According to the World Institute for Development Economics Research, the
500 largest conglomerates in the U.S. "control over two-thirds of
the business resources, employ two-thirds of the industrial workers, account
for 60 percent of the sales, and collect over 70 percent of the profits."
-
- ... In 1955, IRS records indicated the 400 richest people
in the country were worth an average $12.6 million, adjusted for inflation.
In 2006, the 400 richest increased their average to $263 million, representing
an epochal shift of wealth upward in the U.S." ("Wealth Inequality
destroys US Ideals" Don Monkerud, consortiumnews.com)
-
- Working people are not being crushed by accident, but
by design. It is the way the system is supposed to work. Bernanke knows
that sustained demand requires higher wages and a vital middle class, but
what does he care. He's not a public servant. He works for the banks. That's
why the Fed's monetary policies reflect the goals of the investor class.
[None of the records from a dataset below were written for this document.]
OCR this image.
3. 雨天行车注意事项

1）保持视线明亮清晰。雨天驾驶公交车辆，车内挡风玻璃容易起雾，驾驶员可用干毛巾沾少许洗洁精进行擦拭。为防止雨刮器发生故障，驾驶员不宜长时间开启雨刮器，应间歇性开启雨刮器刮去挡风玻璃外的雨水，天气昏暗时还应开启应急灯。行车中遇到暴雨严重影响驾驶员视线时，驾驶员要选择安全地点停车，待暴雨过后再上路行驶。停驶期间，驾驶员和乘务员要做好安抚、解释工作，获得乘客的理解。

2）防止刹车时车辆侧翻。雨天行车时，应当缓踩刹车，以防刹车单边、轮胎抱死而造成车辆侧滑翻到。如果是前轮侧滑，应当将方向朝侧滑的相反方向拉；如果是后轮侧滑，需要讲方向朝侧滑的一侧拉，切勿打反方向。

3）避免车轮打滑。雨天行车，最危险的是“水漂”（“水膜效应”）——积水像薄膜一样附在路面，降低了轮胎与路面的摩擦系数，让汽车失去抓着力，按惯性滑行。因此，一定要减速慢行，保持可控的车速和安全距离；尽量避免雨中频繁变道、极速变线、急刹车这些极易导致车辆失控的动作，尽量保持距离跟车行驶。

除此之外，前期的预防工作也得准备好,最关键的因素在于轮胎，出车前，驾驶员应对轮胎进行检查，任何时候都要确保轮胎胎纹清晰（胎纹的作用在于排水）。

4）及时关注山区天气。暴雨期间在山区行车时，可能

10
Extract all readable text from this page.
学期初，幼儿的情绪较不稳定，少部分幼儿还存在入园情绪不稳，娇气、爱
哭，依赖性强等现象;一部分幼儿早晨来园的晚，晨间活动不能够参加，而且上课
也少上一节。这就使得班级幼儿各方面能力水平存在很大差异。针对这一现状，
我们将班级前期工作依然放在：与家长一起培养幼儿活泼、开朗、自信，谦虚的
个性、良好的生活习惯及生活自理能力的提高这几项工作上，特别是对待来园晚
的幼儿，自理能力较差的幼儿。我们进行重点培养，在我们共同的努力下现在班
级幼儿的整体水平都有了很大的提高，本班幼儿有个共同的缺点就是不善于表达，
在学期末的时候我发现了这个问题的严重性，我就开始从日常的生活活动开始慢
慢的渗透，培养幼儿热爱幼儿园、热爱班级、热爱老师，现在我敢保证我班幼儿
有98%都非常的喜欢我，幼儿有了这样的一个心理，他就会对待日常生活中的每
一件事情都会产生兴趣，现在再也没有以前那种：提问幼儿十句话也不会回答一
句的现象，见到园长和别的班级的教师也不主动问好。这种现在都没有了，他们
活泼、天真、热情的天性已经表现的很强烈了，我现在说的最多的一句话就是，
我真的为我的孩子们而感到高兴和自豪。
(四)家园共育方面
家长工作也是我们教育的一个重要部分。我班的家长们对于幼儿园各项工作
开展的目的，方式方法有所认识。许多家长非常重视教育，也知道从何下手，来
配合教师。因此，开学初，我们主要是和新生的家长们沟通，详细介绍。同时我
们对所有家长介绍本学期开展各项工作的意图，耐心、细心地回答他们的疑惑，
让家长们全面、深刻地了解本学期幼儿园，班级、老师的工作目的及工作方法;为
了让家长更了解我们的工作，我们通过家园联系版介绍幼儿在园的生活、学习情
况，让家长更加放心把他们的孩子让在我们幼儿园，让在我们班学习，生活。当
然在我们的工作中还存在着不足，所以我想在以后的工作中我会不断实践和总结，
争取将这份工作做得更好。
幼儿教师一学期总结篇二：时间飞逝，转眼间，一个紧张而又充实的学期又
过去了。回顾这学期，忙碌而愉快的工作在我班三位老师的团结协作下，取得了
Bubblenomics is not the way to a strong/sustainable economy, but it is
an effective tool for shifting wealth from one class to another. And that's
the point. Wall Street doesn't give a fig about productivity, capital formation
or free markets. What they care about is moving every farthing in your
account into their account. The Fed's job is to facilitate that objective,
which is why the economy is headed for the rocks.
-
- The free market is a sham to conceal the crimes of the
rich. Read Taibbi. Read Marx. Karl, not Groucho.
-
- The financial meltdown is the logical outcome of the
Fed's monetary policies. That's why it's a mistake to call the current
slump a "recession". It's not. It's a planned demolition.